AT $5.02 EARNINGS PER SHARE, GOLDMAN SACHS CRUSHED EXPECTATIONS

GOLDMAN SACHS

Goldman Sachs is one of the leading investment banks and securities dealing firm in the world. They make their money from providing consultancy services to providing diverse services to individuals, corporations, and governments around the globe. As diverse as it may be, Goldman Sachs core business is investment banking which circles around asset management and raising funds in the capital market.

Judging from the Q2 earnings reports, Goldman Sachs finances was going through rough patch. There was an obvious dip in fixed income earning-money from bond trading, depreciation of their currency holdings and commodity’s performance was the worst in their 18 years as a listed company.

However, there was some good news. Investors and other shareholders had something to smile about when Q3 earnings report was released on Tuesday. Against all odds, earnings data ripped expectations. With an earning per share of $5.02 and surging FICC revenue, Goldman Sachs is now planning to initiate a share buying drive at the tune of $8.7B.

Revenue was up 2% on a year on year basis to $8.33 surpassing expectations of $7.54 and it was worth noting that revenue from its underwriting and lending arm jumped 35% with FICC, in particular, bringing in $4.2B representing a 25% jump from Q2. At the same time, there was a clear rebound from the fixed income, commodity and currency performance which improved significantly after it capitulated on Q2.

Chavez attributed this improvement of trading revenue which suffered in Q2 mainly to central bank led activities which spurred trading. At the same time, the bank decided to trim their daily exposure in the commodities market from $18M to around $9M resulting to about $690M in “inventory reduction” as Q2 ended.

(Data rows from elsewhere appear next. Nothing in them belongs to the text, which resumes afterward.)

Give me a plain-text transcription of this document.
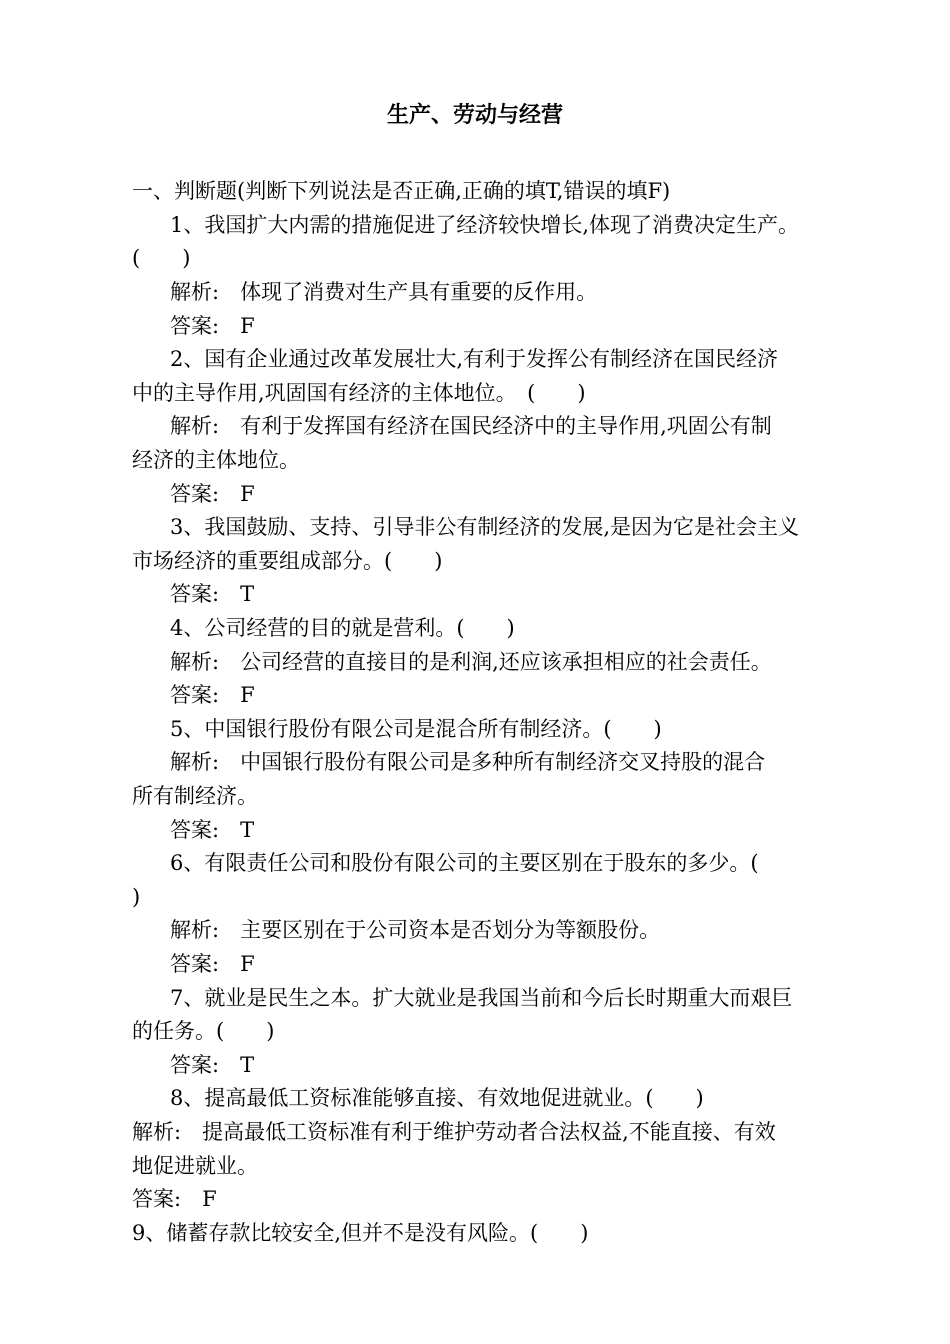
生产、劳动与经营
一、判断题(判断下列说法是否正确,正确的填T,错误的填F)
1、我国扩大内需的措施促进了经济较快增长,体现了消费决定生产。
(　　)
解析:　体现了消费对生产具有重要的反作用。
答案:　F
2、国有企业通过改革发展壮大,有利于发挥公有制经济在国民经济
中的主导作用,巩固国有经济的主体地位。　(　　)
解析:　有利于发挥国有经济在国民经济中的主导作用,巩固公有制
经济的主体地位。
答案:　F
3、我国鼓励、支持、引导非公有制经济的发展,是因为它是社会主义
市场经济的重要组成部分。(　　)
答案:　T
4、公司经营的目的就是营利。(　　)
解析:　公司经营的直接目的是利润,还应该承担相应的社会责任。
答案:　F
5、中国银行股份有限公司是混合所有制经济。(　　)
解析:　中国银行股份有限公司是多种所有制经济交叉持股的混合
所有制经济。
答案:　T
6、有限责任公司和股份有限公司的主要区别在于股东的多少。(
)
解析:　主要区别在于公司资本是否划分为等额股份。
答案:　F
7、就业是民生之本。扩大就业是我国当前和今后长时期重大而艰巨
的任务。(　　)
答案:　T
8、提高最低工资标准能够直接、有效地促进就业。(　　)
解析:　提高最低工资标准有利于维护劳动者合法权益,不能直接、有效
地促进就业。
答案:　F
9、储蓄存款比较安全,但并不是没有风险。(　　)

Their security underwriting section which has been receiving a lot of media coverage in recent times didn’t disappoint either. So far this year, its capital raising and debt underwriting efforts have managed to rake in $2.08B the highest this year cementing the business as a reliable underwriter in the market. It also came as a reprieve to Goldman Sachs as this revenue jump helped offset the business underperformance in the trading section, boosting the business’s profitability.

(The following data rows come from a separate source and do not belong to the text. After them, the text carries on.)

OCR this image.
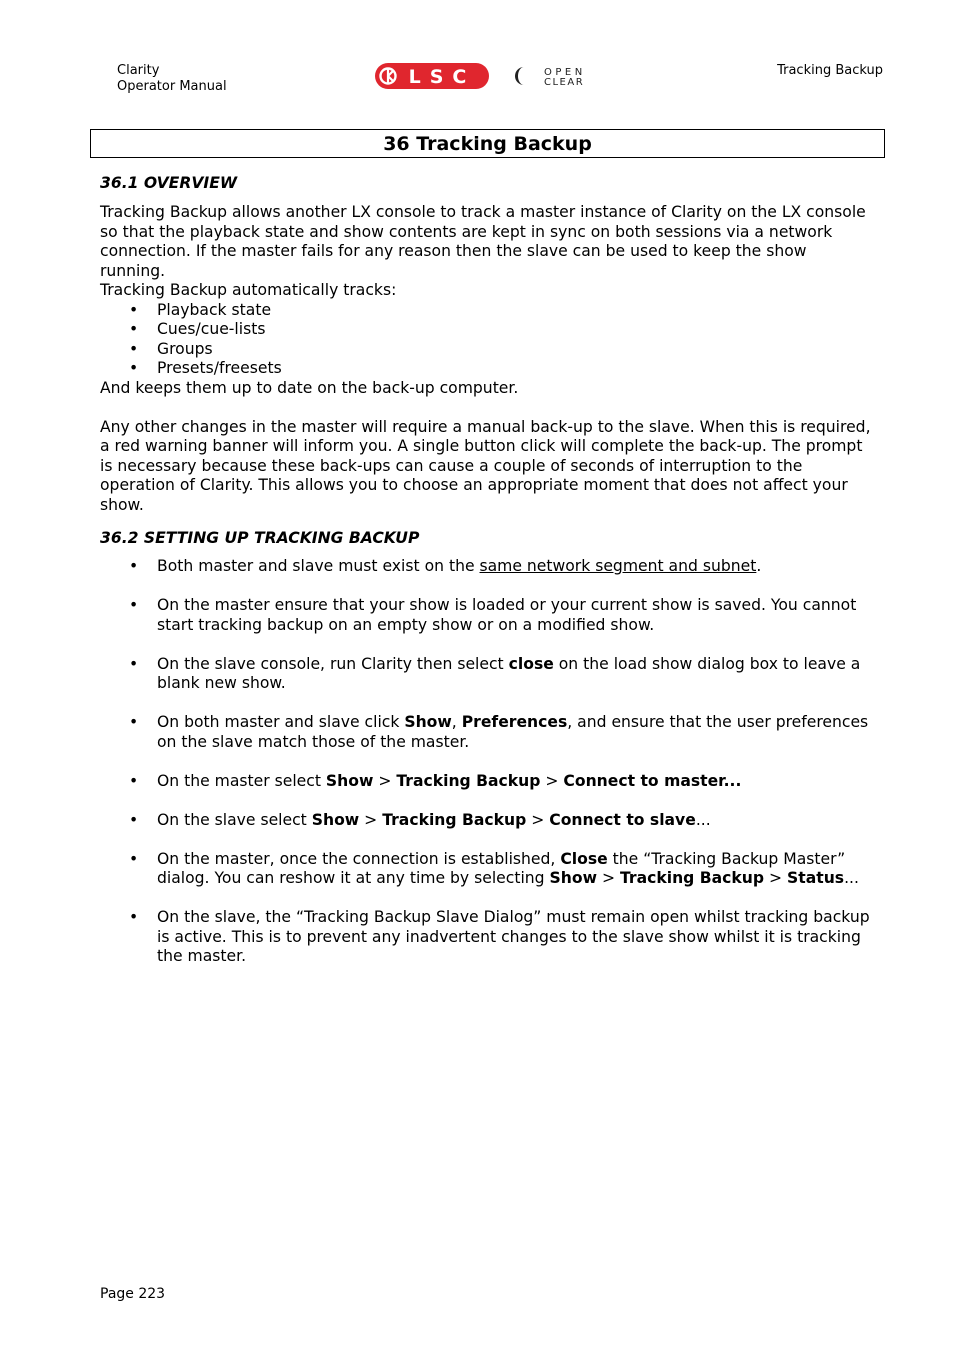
Clarity
Operator Manual	LSC	OPEN
CLEAR
Tracking Backup
36 Tracking Backup
36.1 OVERVIEW

Tracking Backup allows another LX console to track a master instance of Clarity on the LX console so that the playback state and show contents are kept in sync on both sessions via a network connection. If the master fails for any reason then the slave can be used to keep the show running.

Tracking Backup automatically tracks:

• Playback state
• Cues/cue-lists
• Groups
• Presets/freesets

And keeps them up to date on the back-up computer.

Any other changes in the master will require a manual back-up to the slave. When this is required, a red warning banner will inform you. A single button click will complete the back-up. The prompt is necessary because these back-ups can cause a couple of seconds of interruption to the operation of Clarity. This allows you to choose an appropriate moment that does not affect your show.

36.2 SETTING UP TRACKING BACKUP
• Both master and slave must exist on the same network segment and subnet.
• On the master ensure that your show is loaded or your current show is saved. You cannot start tracking backup on an empty show or on a modified show.
• On the slave console, run Clarity then select close on the load show dialog box to leave a blank new show.
• On both master and slave click Show, Preferences, and ensure that the user preferences on the slave match those of the master.
• On the master select Show > Tracking Backup > Connect to master...
• On the slave select Show > Tracking Backup > Connect to slave...
• On the master, once the connection is established, Close the “Tracking Backup Master” dialog. You can reshow it at any time by selecting Show > Tracking Backup > Status...
• On the slave, the “Tracking Backup Slave Dialog” must remain open whilst tracking backup is active. This is to prevent any inadvertent changes to the slave show whilst it is tracking the master.
Page 223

Despite the 2017 highs in FICC revenue, it was still down 23% compared to the same period last year and Goldman Sach’s CFO was quick to note that while the overall results “were good”, it had a lot “more to cover and improve on”.

Our overall performance this year has been solid and provides a good foundation on which to execute and deliver our growth initiatives”

It goes without doubt that one of these improvements has to do with their low clientele base in mega-corporations. Earning reports showed that FICC stake in institutional clients was down 16% year over year with revenue of $3.1B and was comparatively lower than Goldman Sach’s competitors. Instead, FICC were literally exposing themselves to the whims of hedge funds and this was a gray area President Harvey Schwartz looked to rectify as they look to reassert their “global financing franchise” and help bring in an extra $250M.

Pound for pound, a neutral observer can note a tremendous growth in the corporation’s debt underwriting business. Since 2010, net revenue has more than doubled.

By posting net revenue of $2.08B, Goldman Sachs is now among the top four debt underwriting businesses in the US, up two places from last year but ranked below traditional powerhouses like JP Morgan and Citigroup.